Fondazione del convento 1631 (≈ 1631)
Creato da Jeanne de La Crossonnière a Montaigu.
1738
Indipendenza del convento
Indipendenza del convento 1738 (≈ 1738)
Transizione dallo stato precedente al convento autonomo.
1759
Ritiro spirituale
Ritiro spirituale 1759 (≈ 1759)
Riforma delle pratiche monastiche sotto Anne Coupel.
1792
Espulsione delle suore
Espulsione delle suore 1792 (≈ 1792)
Riassegnamento agli usi civili rivoluzionari.
1807
Acquisizione comunale
Acquisizione comunale 1807 (≈ 1807)
Acquisto del convento dalla città.
1988
Monumento storico
Monumento storico 1988 (≈ 1988)
Protezione delle facciate e dei tetti della casa.
Aujourd'hui
Aujourd'hui
Aujourd'hui Aujourd'hui (≈ 2025)
Position de référence.
Patrimonio
Facciate e tetti del corpo principale della casa e del padiglione restante (caso AC 109, 111): iscrizione per ordine del 20 giugno 1988
Dati chiave
Jeanne de La Crossonnière - Fondatore del convento
Donna il posto Le Montaigu nel 1631.
Henriette du Hardaz - Superiore del convento
Diretto 17 anni prima del 1758.
Anne Coupel de Saint-Laurent - Riformatore Superiore
Organizzato il ritiro del 1759.
Origine e storia
Il convento Notre-Dame-de-Grâce dei Benedettini di Lassay-les-Châteaux è un ex monastero fondato nel XVII secolo nel 1631 da Jeanne de La Crossonnière. Originariamente, era un priorato situato nel luogo chiamato Le Montaigu, offerto dal suo fondatore. Questo convento, dedicato all'educazione delle giovani ragazze, divenne indipendente nel 1738 dopo essere stato un priorato.

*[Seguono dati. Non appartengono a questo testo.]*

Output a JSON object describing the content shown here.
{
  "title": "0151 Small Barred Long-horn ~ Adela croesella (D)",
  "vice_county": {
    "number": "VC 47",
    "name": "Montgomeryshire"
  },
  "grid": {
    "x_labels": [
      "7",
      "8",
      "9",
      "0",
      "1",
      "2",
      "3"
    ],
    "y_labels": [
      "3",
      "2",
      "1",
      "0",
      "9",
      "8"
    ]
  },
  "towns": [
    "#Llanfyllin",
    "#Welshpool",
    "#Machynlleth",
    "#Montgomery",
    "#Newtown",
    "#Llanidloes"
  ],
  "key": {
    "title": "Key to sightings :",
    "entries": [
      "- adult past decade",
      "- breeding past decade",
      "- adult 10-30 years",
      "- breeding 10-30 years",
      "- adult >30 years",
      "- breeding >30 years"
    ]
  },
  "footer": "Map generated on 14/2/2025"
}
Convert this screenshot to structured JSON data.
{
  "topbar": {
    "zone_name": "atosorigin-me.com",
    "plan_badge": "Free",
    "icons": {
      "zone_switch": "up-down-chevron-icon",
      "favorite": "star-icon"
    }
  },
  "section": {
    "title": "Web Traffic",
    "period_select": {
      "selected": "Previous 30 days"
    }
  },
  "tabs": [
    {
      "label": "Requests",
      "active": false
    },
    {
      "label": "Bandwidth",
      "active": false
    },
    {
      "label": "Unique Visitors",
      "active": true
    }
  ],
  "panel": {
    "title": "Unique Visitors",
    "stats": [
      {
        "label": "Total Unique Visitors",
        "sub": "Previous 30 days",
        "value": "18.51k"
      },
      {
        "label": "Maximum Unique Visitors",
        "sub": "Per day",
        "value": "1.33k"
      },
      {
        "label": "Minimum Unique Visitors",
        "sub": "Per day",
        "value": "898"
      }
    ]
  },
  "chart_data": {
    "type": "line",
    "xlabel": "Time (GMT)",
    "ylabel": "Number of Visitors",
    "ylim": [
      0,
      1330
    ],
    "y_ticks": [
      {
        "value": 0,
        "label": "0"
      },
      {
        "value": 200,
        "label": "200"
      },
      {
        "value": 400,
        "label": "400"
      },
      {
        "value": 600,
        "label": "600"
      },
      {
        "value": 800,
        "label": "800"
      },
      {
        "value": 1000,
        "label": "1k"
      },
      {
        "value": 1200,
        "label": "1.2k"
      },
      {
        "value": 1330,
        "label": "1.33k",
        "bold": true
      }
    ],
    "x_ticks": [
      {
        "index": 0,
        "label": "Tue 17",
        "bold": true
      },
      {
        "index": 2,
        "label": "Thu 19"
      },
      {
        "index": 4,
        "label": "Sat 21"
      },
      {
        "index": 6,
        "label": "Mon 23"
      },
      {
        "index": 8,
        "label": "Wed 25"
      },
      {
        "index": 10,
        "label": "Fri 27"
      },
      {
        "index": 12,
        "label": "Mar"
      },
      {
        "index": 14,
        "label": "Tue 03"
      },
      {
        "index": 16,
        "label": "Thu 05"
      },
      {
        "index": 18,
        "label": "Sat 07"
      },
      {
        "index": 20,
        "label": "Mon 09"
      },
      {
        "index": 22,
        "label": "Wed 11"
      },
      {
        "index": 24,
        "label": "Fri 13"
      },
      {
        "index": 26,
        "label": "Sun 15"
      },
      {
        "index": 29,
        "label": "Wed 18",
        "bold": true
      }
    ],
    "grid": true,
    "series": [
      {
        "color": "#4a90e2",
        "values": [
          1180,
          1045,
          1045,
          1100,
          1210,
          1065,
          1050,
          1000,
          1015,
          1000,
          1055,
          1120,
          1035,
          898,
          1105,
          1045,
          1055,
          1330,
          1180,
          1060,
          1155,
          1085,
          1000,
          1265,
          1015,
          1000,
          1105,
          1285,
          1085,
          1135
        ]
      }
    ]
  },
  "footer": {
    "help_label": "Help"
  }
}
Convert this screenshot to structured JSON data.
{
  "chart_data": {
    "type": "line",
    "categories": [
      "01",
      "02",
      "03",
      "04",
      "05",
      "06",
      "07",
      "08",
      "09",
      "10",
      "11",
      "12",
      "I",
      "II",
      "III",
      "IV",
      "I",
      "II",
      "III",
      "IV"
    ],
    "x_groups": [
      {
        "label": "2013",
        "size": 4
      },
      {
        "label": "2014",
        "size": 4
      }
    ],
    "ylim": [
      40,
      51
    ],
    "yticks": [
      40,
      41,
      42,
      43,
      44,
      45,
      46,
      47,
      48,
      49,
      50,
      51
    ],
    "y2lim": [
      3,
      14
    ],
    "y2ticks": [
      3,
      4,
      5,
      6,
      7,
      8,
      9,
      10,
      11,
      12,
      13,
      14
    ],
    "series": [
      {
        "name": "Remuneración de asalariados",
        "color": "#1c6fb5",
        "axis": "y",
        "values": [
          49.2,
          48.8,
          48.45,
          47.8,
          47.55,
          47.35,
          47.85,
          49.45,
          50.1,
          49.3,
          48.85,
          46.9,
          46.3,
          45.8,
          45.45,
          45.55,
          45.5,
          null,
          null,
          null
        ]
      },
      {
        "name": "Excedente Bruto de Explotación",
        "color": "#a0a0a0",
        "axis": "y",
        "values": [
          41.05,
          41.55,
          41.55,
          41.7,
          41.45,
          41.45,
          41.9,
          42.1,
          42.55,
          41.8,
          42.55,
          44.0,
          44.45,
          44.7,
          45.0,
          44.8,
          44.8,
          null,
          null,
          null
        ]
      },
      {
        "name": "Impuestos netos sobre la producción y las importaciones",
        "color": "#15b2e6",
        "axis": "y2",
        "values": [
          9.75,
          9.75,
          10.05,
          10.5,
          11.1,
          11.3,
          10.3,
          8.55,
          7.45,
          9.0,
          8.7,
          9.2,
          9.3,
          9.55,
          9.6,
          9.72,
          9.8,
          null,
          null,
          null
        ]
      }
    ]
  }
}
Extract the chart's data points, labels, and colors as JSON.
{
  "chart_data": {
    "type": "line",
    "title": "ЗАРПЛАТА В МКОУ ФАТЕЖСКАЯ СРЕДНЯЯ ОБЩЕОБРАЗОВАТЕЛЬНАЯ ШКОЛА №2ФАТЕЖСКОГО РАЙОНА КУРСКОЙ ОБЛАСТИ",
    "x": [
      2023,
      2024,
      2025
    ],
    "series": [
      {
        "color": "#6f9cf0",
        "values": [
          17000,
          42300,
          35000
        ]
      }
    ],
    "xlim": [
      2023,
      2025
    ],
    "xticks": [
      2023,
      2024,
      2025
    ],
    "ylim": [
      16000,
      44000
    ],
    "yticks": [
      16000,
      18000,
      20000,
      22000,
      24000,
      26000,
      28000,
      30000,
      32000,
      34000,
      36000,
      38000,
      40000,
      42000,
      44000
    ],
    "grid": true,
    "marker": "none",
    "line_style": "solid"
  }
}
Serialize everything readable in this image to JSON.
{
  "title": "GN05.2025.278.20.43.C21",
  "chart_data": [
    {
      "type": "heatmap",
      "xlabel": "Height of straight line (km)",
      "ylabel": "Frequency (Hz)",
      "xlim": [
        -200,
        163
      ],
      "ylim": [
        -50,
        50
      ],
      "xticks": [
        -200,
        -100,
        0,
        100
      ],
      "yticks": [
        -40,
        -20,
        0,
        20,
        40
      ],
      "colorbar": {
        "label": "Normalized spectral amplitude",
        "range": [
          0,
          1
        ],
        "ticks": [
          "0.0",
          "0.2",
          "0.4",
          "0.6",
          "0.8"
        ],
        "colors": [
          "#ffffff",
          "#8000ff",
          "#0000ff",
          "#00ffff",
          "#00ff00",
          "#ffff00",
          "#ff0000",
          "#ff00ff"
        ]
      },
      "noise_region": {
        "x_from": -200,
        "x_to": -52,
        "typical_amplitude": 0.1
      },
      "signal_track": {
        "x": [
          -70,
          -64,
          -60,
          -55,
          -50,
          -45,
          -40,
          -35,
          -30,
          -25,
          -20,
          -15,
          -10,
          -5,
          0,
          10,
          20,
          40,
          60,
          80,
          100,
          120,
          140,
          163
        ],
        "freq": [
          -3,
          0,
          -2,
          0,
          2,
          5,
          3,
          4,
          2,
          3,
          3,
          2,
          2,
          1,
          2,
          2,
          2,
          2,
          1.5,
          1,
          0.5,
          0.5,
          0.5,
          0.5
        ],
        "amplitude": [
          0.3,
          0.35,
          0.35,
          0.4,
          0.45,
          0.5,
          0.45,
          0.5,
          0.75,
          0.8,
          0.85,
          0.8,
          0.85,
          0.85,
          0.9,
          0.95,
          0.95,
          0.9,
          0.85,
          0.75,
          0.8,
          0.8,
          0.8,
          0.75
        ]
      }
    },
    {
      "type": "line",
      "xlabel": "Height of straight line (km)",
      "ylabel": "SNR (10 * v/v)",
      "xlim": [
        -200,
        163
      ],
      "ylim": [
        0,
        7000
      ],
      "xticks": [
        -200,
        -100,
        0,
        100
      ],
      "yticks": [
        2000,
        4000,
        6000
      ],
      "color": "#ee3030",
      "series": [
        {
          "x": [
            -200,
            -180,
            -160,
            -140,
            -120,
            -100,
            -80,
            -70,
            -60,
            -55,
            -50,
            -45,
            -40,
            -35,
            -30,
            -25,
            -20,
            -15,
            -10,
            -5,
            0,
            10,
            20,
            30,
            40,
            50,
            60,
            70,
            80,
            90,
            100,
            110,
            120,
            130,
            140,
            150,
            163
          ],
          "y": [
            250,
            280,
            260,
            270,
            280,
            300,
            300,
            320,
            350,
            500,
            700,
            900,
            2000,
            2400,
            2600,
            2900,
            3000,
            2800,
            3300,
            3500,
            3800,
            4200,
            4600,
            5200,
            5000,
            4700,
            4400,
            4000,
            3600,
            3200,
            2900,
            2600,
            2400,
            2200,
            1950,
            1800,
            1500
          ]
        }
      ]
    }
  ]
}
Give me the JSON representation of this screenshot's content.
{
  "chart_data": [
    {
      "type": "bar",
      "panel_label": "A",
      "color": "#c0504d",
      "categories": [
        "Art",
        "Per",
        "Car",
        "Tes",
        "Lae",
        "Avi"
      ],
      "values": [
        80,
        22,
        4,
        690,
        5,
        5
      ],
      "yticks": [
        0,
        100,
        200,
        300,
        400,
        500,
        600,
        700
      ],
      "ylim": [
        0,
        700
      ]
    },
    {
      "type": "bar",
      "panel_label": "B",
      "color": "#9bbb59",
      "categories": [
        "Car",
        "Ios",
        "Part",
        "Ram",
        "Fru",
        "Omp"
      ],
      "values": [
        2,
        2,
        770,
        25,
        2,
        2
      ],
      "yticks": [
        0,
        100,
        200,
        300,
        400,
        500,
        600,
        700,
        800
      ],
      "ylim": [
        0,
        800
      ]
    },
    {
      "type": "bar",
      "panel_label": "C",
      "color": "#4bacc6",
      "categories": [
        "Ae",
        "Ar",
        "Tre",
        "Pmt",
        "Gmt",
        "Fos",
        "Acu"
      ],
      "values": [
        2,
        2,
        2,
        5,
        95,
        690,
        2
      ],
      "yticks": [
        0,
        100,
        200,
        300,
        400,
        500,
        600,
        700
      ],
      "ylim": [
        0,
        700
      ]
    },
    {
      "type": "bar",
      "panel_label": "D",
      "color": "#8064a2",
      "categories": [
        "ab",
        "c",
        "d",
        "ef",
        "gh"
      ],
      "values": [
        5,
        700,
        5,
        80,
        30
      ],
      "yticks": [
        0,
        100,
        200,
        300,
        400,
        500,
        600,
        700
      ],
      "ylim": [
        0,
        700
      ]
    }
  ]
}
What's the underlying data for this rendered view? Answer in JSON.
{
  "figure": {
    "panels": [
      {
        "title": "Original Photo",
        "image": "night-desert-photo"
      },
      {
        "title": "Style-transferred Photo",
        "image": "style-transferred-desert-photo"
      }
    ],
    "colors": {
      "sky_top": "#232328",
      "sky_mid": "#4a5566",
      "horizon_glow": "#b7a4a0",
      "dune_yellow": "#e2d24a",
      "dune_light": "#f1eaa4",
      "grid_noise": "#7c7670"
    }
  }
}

Ha anche accolto "grandi residenti" rinchiusi su ordini reali per lettera di timbro, riflettendo le pratiche disciplinari del tempo.
Sotto la direzione di Henriette du Hardaz, superiore per 17 anni, il convento ebbe un periodo di stabilità fino al 1758, quando Anne Coutel de Saint-Laurent gli succedette per tre anni. Nel 1759 fu predicato un ritiro spirituale per riformare le pratiche del convento, suggerendo un rilassamento delle regole monastiche. Questi eventi hanno segnato un tentativo di ripristinare la disciplina religiosa all'interno della comunità.
La Rivoluzione francese pose fine alla vita monastica del convento: nel 1792 le suore furono espulse e i luoghi furono riassegnati agli usi civili. Il convento allora ospitava l'amministrazione distrettuale, una gendarmeria, un ospedale e una scuola. Nel 1807 il comune di Lassay-les-Châteaux divenne il suo proprietario. L'edificio, parzialmente protetto dal 1988, ora testimonia questo patrimonio religioso ed educativo della Pays de la Loire.